Fooling Speech Recognition With Hidden Voice Commands

January 15, 2018

It’s 2018, and while true hoverboards still elude humanity, some future predictions have come true. It’s now possible to talk to computers, and most of the time they might even understand you. Speech recognition is usually achieved through the use of neural networks to process audio, in a way that some suggest mimics the operation of the human brain. However, as it turns out, they can be easily fooled.

The attack begins with an audio sample, generally of a simple spoken phrase, though music can also be used. The desired text that the computer should hear instead is then fed into an algorithm along with the audio sample. This function returns a low value when the output of the speech recognition system matches the desired attack phrase. The input audio file is gradually modified using the mathematics of gradient descent, creating a result that to a human sounds like one thing, and to a machine, something else entirely.

The audio files are available on the site for your own experimental purposes. In a noisy environment with poor audio coupling between speakers and a Google Pixel, results were poor – OK Google only heard the human phrase, not the encoded attack phrase. Given that the sound quality was poor, and the files were generated with a different speech model, this is not entirely surprising. We’d love to hear the results of your experiments in the comments.

It’s all a part of [Nicholas]’s PhD studies around the strengths and pitfalls of neural networks. It highlights the fact that neural networks don’t always work in the way we think they do. Google’s Inception is susceptible to similar attacks with images, as we’ve seen recently.
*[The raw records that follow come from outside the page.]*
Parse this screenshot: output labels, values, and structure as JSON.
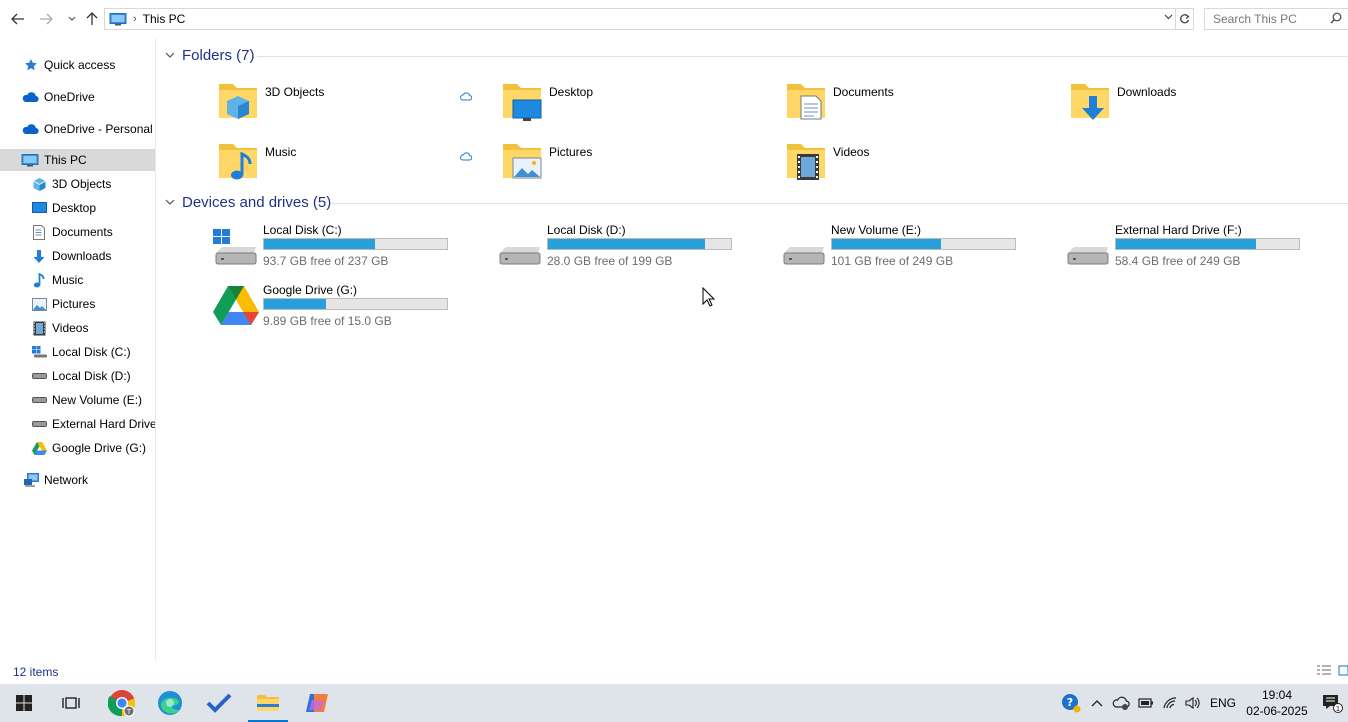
{
  "address": {
    "location": "This PC",
    "search_placeholder": "Search This PC"
  },
  "sidebar": {
    "items": [
      {
        "label": "Quick access"
      },
      {
        "label": "OneDrive"
      },
      {
        "label": "OneDrive - Personal"
      },
      {
        "label": "This PC"
      },
      {
        "label": "3D Objects"
      },
      {
        "label": "Desktop"
      },
      {
        "label": "Documents"
      },
      {
        "label": "Downloads"
      },
      {
        "label": "Music"
      },
      {
        "label": "Pictures"
      },
      {
        "label": "Videos"
      },
      {
        "label": "Local Disk (C:)"
      },
      {
        "label": "Local Disk (D:)"
      },
      {
        "label": "New Volume (E:)"
      },
      {
        "label": "External Hard Drive"
      },
      {
        "label": "Google Drive (G:)"
      },
      {
        "label": "Network"
      }
    ],
    "selected": "This PC"
  },
  "folders": {
    "header": "Folders (7)",
    "items": [
      {
        "name": "3D Objects"
      },
      {
        "name": "Desktop"
      },
      {
        "name": "Documents"
      },
      {
        "name": "Downloads"
      },
      {
        "name": "Music"
      },
      {
        "name": "Pictures"
      },
      {
        "name": "Videos"
      }
    ]
  },
  "drives": {
    "header": "Devices and drives (5)",
    "items": [
      {
        "name": "Local Disk (C:)",
        "free_text": "93.7 GB free of 237 GB",
        "used_fraction": 0.605
      },
      {
        "name": "Local Disk (D:)",
        "free_text": "28.0 GB free of 199 GB",
        "used_fraction": 0.859
      },
      {
        "name": "New Volume (E:)",
        "free_text": "101 GB free of 249 GB",
        "used_fraction": 0.594
      },
      {
        "name": "External Hard Drive (F:)",
        "free_text": "58.4 GB free of 249 GB",
        "used_fraction": 0.765
      },
      {
        "name": "Google Drive (G:)",
        "free_text": "9.89 GB free of 15.0 GB",
        "used_fraction": 0.341
      }
    ]
  },
  "status": {
    "item_count": "12 items"
  },
  "taskbar": {
    "tray_language": "ENG",
    "time": "19:04",
    "date": "02-06-2025",
    "notification_count": "1"
  },
  "colors": {
    "bar_fill": "#26a0da",
    "accent": "#0078d4",
    "link_blue": "#1e3287"
  }
}
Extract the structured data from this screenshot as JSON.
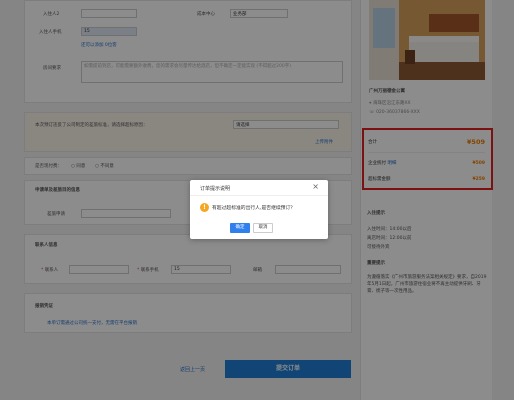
{
  "form": {
    "occupant": {
      "name_label": "入住人2",
      "cost_center_label": "成本中心",
      "cost_center_value": "业务部",
      "phone_label": "入住人手机",
      "phone_value": "15",
      "note_link": "还可以添加 0位客",
      "remark_label": "房间要求",
      "remark_placeholder": "如需提前到店，可能需要额外收费，您的需求会尽量传达给酒店，但不确定一定能实现 (不得超过200字)"
    },
    "policy": {
      "text": "本次预订违反了公司制定的差旅标准，请选择超标原因：",
      "select_value": "请选择",
      "upload_link": "上传附件"
    },
    "payment": {
      "label": "是否现付费：",
      "opt_yes": "同意",
      "opt_no": "不同意"
    },
    "apply": {
      "title": "申请单及差旅目的信息",
      "field_label": "差旅申请"
    },
    "contact": {
      "title": "联系人信息",
      "name_label": "联系人",
      "phone_label": "联系手机",
      "phone_value": "15",
      "email_label": "邮箱"
    },
    "invoice": {
      "title": "报销凭证",
      "text": "本单订需通过公司统一支付，无需在平台报销"
    }
  },
  "actions": {
    "back": "返回上一页",
    "submit": "提交订单"
  },
  "hotel": {
    "name": "广州万丽德金公寓",
    "addr": "海珠区沿江东路XX",
    "phone": "020-36037866-XXX"
  },
  "price": {
    "total_label": "合计",
    "total_value": "¥509",
    "row1_label": "企业统付",
    "row1_tag": "明细",
    "row1_value": "¥509",
    "row2_label": "超标需金额",
    "row2_value": "¥259"
  },
  "notice": {
    "title": "入住提示",
    "checkin": "入住时间：14:00以后",
    "checkout": "离店时间：12:00以前",
    "extra": "可接待外宾",
    "important_title": "重要提示",
    "important_text": "为遵循落实《广州市旅游服务法案相关规定》要求，自2019年5月1日起，广州市旅游住宿业将不再主动提供牙刷、牙膏、梳子等一次性用品。"
  },
  "dialog": {
    "title": "订单提示说明",
    "message": "有超过超标准的出行人,是否继续预订？",
    "ok": "确定",
    "cancel": "取消",
    "close": "×",
    "warn_glyph": "!"
  },
  "colors": {
    "accent": "#2f80ed",
    "warn": "#f5a623",
    "price": "#f07d00",
    "highlight_border": "#e02020"
  }
}
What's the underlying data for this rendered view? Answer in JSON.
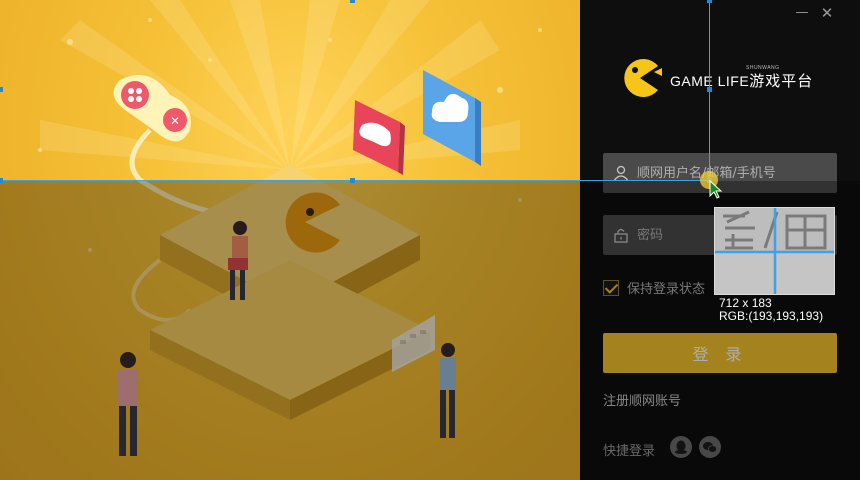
{
  "window": {
    "minimize_symbol": "—",
    "close_symbol": "✕"
  },
  "logo": {
    "brand": "GAME LIFE",
    "brand_cn": "游戏平台",
    "brand_small": "SHUNWANG"
  },
  "login": {
    "username_placeholder": "顺网用户名/邮箱/手机号",
    "password_placeholder": "密码",
    "remember_label": "保持登录状态",
    "remember_checked": true,
    "login_button": "登 录",
    "register_link": "注册顺网账号",
    "quick_login_label": "快捷登录"
  },
  "screen_capture": {
    "size_text": "712 x 183",
    "rgb_text": "RGB:(193,193,193)"
  },
  "colors": {
    "accent": "#f2c12e",
    "panel_bg": "#0e0e0e",
    "selection": "#3ba3e6"
  },
  "icons": [
    "pacman-logo-icon",
    "user-icon",
    "lock-icon",
    "checkmark-icon",
    "qq-icon",
    "wechat-icon",
    "gamepad-icon",
    "cloud-icon"
  ]
}
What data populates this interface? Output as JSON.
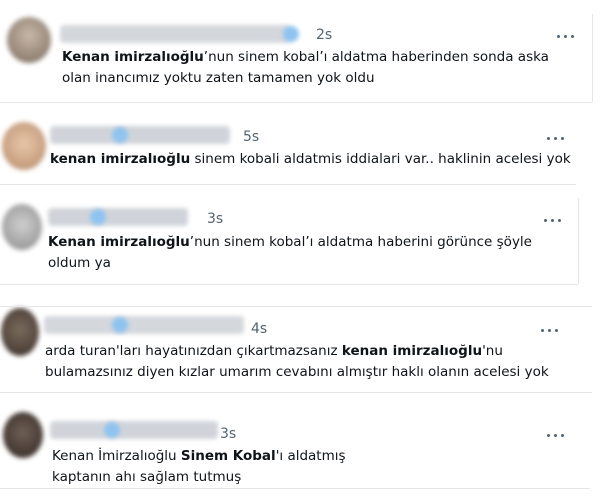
{
  "tweets": [
    {
      "time": "2s",
      "line1_bold": "Kenan imirzalıoğlu",
      "line1_rest": "’nun sinem kobal’ı aldatma haberinden sonda aska",
      "line2": "olan inancımız yoktu zaten tamamen yok oldu"
    },
    {
      "time": "5s",
      "line1_bold": "kenan imirzalıoğlu",
      "line1_rest": " sinem kobali aldatmis iddialari var.. haklinin acelesi yok"
    },
    {
      "time": "3s",
      "line1_bold": "Kenan imirzalıoğlu",
      "line1_rest": "’nun sinem kobal’ı aldatma haberini görünce şöyle",
      "line2": "oldum ya"
    },
    {
      "time": "4s",
      "line1_pre": "arda turan'ları hayatınızdan çıkartmazsanız ",
      "line1_bold": "kenan imirzalıoğlu",
      "line1_rest": "'nu",
      "line2": "bulamazsınız diyen kızlar umarım cevabını almıştır haklı olanın acelesi yok"
    },
    {
      "time": "3s",
      "line1_pre": "Kenan İmirzalıoğlu ",
      "line1_bold": "Sinem Kobal",
      "line1_rest": "'ı aldatmış",
      "line2": "kaptanın ahı sağlam tutmuş"
    }
  ]
}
[Thanks to Wolfgang for the tip!]

19 thoughts on “Fooling Speech Recognition With Hidden Voice Commands”

Internet says:

January 15, 2018 at 7:40 pm

Most of the time? I think you mean some of the time.

Report comment

Reply
Ted says:

January 15, 2018 at 8:14 pm

We play a game with the GPS in the car: trying to fool it into obeying nonsense phrases that sound like commands. For example: “oyster man” and “horse demand” are accepted as “voice command.” It’s fun to tell it what to do in complete gibberish.

Report comment

Reply
1. Tim says:
  
  January 16, 2018 at 1:52 am
  
  As someone researching in the same lab as people doing speech research I find this amazing. Although speech recognition is a ‘dead’ research area for small labs, I’m sure we can have fun with systems made by previous researchers.
  
  Report comment
  
  Reply
2. Lewin Day says:
  
  January 22, 2018 at 5:05 pm
  
  As an Australian, I used to enjoy the fact that the Google Assistant would respond to “OK, Googz”.
  
  Report comment
  
  Reply
proflt says:

January 15, 2018 at 8:37 pm

if TV commercials could figure how to do this it would be great! make google and alexa do strange things without anyone knowing.

Report comment

Reply
Jim B says:

January 15, 2018 at 8:58 pm

Go to a bar, find the biggest, drunkest guy and get up in his face and tell him “Go vuck yourself!”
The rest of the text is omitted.